Dare un rifugio ai profughi ucraini, il sito che apre le case all’accoglienza
Dall’Italia a Israele fino agli Stati Uniti, due giovani ragazzi americani hanno ideato una piattaforma – UkraineTakeShelter.com – che mette in contatto i rifugiati ucraini con persone disposte ad ospitarli in diverse parti del mondo. Il sito, tradotto da poco anche in italiano, è stato lanciato da Avi Schiffmann e Marco Burstein lo scorso 3 marzo e conta più di diecimila adesioni.
Il sito, presente in quindici lingue, è facile e intuitivo da usare sia per chi ha bisogno di ospitalità sia per chi vuole offrirla. I primi hanno a disposizione una barra di ricerca dove possono inserire la città – da quelle vicine all’Ucraina fino Milano e Tel Aviv – e vedere chi ha dato la propria disponibilità e contattare il possibile host tramite whatsapp o mail. Per chi invece è interessato ad ospitare, basta effettuare l’accesso tramite “diventa un host” e poi indicare la propria città e aggiungere diversi altri dettagli. Si può infatti specificare il numero di persone che si possono accogliere, se bambini, per quanto tempo, quali lingue si parlano, se si può offrire assistenza medica o legale.
“Siamo davvero molto emozionati. Abbiamo inventato qualcosa di utile e la gente ne sta approfittando come meglio può”, hanno raccontato ai media i due ideatori. Ad avere la prima intuizione è stato Avi Schiffmann, che nel 2020 aveva già realizzato un sito web gratuito di monitoraggio del Covid-19 usato da milioni di persone. A fine febbraio, dopo aver partecipato a una manifestazione a San Diego a favore dell’Ucraina, il diciannovenne studente di Harvard si è chiesto come potesse rendersi utile alla causa. “Volevo fare qualcosa che avrebbe avuto un impatto immediato”. Così è nata l’idea di un sito web per i rifugiati ucraini che avevano bisogno di posti dove stare in altri paesi. Un sorta di airbnb ma senza scopo di lucro. “Quella notte, ho iniziato a lavorare sulla progettazione dell’interfaccia utente e la struttura di base del sito, sono andato a dormire, mi sono svegliato la mattina e ho chiamato il mio amico Marco del college, che è un incredibile sviluppatore web”, ha spiegato Schiffmann al Washington Post. Marco Burstein, da Harvard, si è così messo all’opera e per tre giorni i due raccontano di aver lavorato senza sosta. “Abbiamo fatto di tutto per renderla elementare visto che i principali destinatari sono proprio soggetti esposti ad alti livelli di stress”, la filosofia dietro al sito. “Non volevamo sottoporre gli utenti alla tortura di riempire documenti e caselle all’infinito”.
Il 3 marzo, dopo tre giorni praticamente insonni, hanno lanciato Ukraine Take Shelter. “Se qualcuno ha un divano disponibile, può sostenere un rifugiato”, ha scritto sui social Schiffmann. “E se qualcuno ha un’intera casa, può metterla sul sito e sostenere un’intera famiglia”. In una sola settimana le adesioni dei possibili host sono state quattromila.

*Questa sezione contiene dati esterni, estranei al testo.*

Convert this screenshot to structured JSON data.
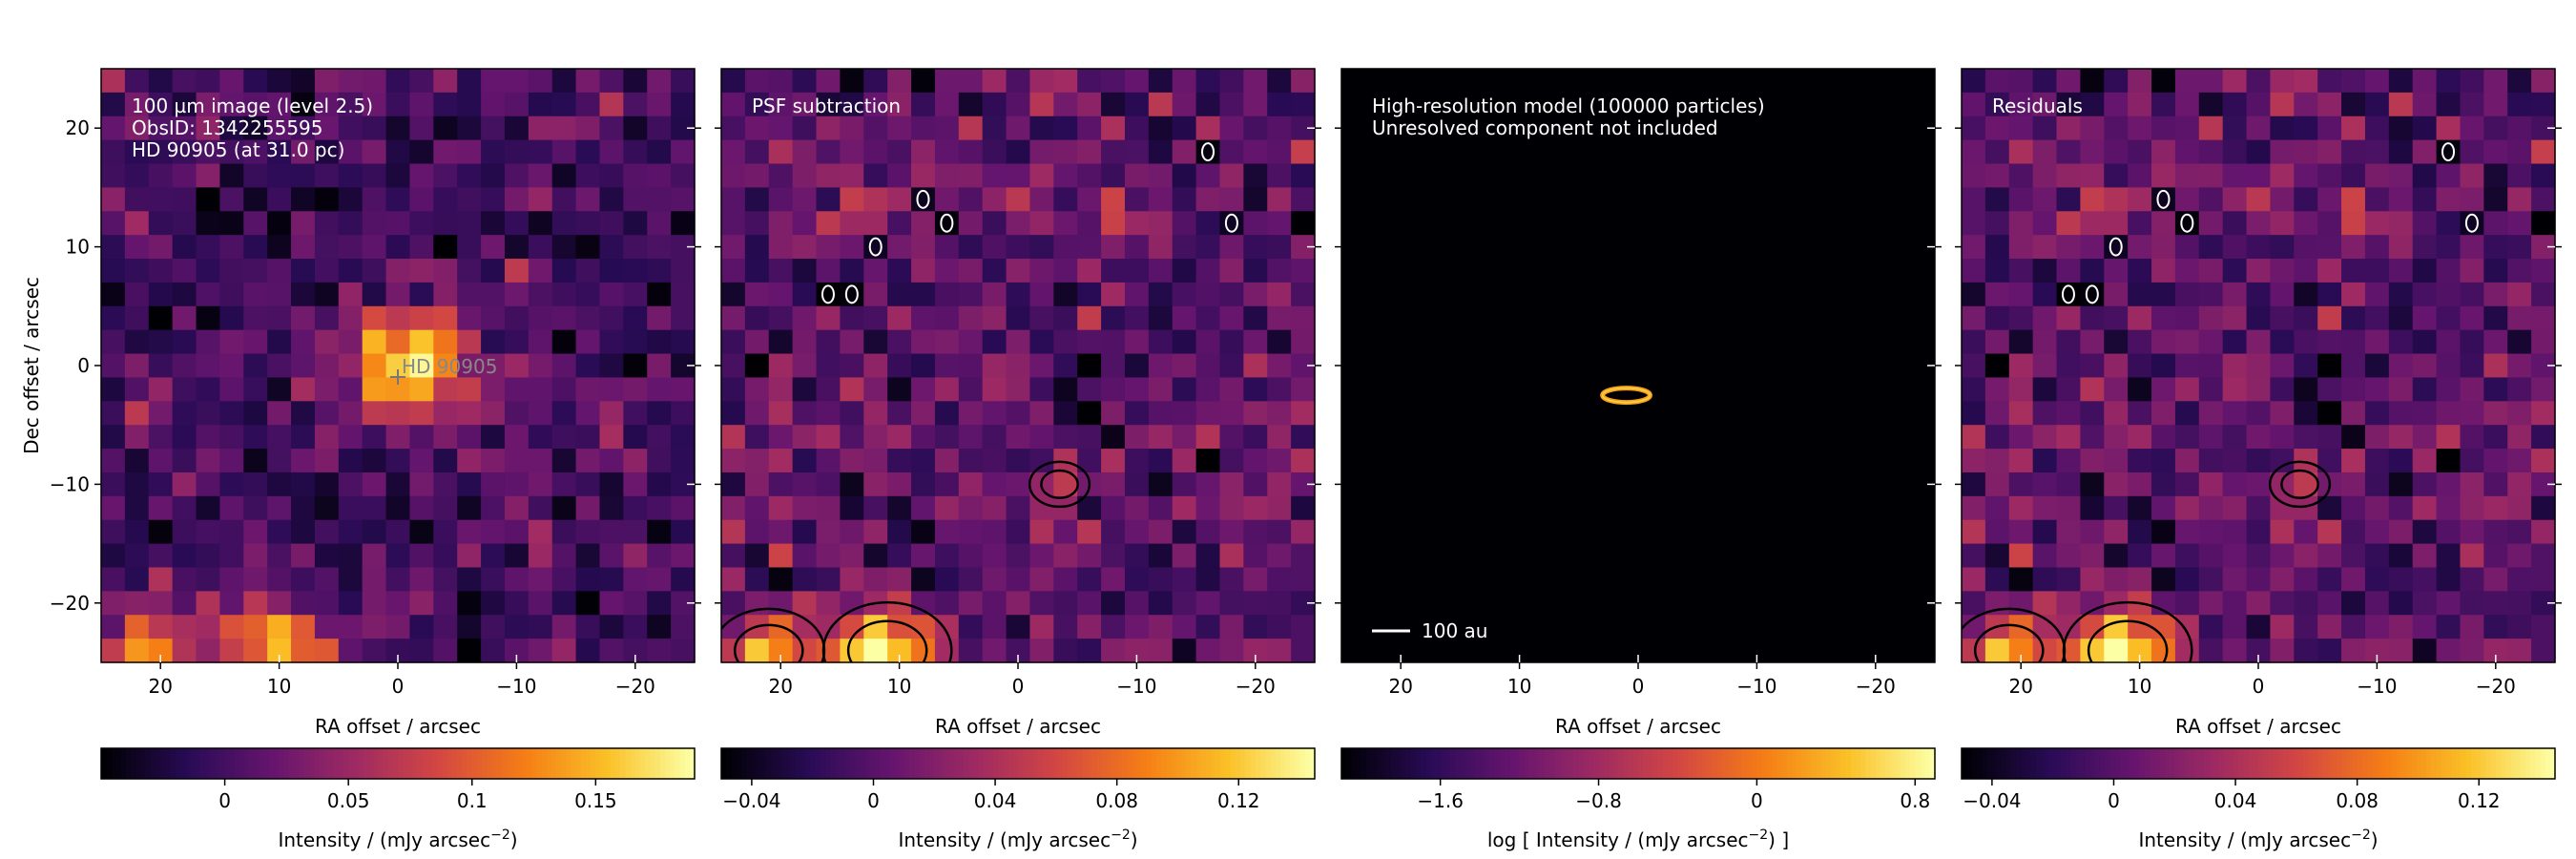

Dagli Stati Uniti una persona, proponendo casa sua, ha scritto: “Devo chiedermi, ‘Se non io, chi? Se non ora, quando? “Non posso fermare questa invasione, ma la mia fede mi dice che ora è il mio momento per aiutare gli altri a trovare sicurezza e riparo”.
Tra coloro che hanno scelto di aderire all’iniziativa di Avi e Marco, anche l’organizzazione ebraica Chabad Ukraine Relief. “È di grande ispirazione collaborare con altre ong, in particolare con i visionari Avi Schiffmann e Marco Burstein, fondatori di ukrainetakeshelter.com”, ha dichiarato rav Avraham Berkowitz, rabbino che si occupa di coordinare gli aiuti di Chabad Ukraine Relief. Il sito aiuta “migliaia di rifugiati a trovare immediatamente ospiti che offrono loro alloggio gratuito in oltre 10.000 case e appartamenti”. L’obiettivo del sito ora, ha spiegato Schiffmann al Washington Post, è collegarlo alle agenzie che offrono aiuto agli ucraini. Guardando però ai siti governativi dedicati alla crisi, i due programmatori non hanno lesinato critiche. “Abbiamo scoperto che i siti esistenti gestiti dai governi per aiutare i rifugiati erano malfatti e pieni di gergo complicato. Invii qualcosa in una scatola nera e speri solo che qualcuno lo legga e ti aiuti”. Per questo hanno creato il loro in modo che fosse il più semplice possibile. “Qualcuno che scappa da esplosioni e spari è sotto stress e ha bisogno di qualcosa che sia più diretto e facile da usare”.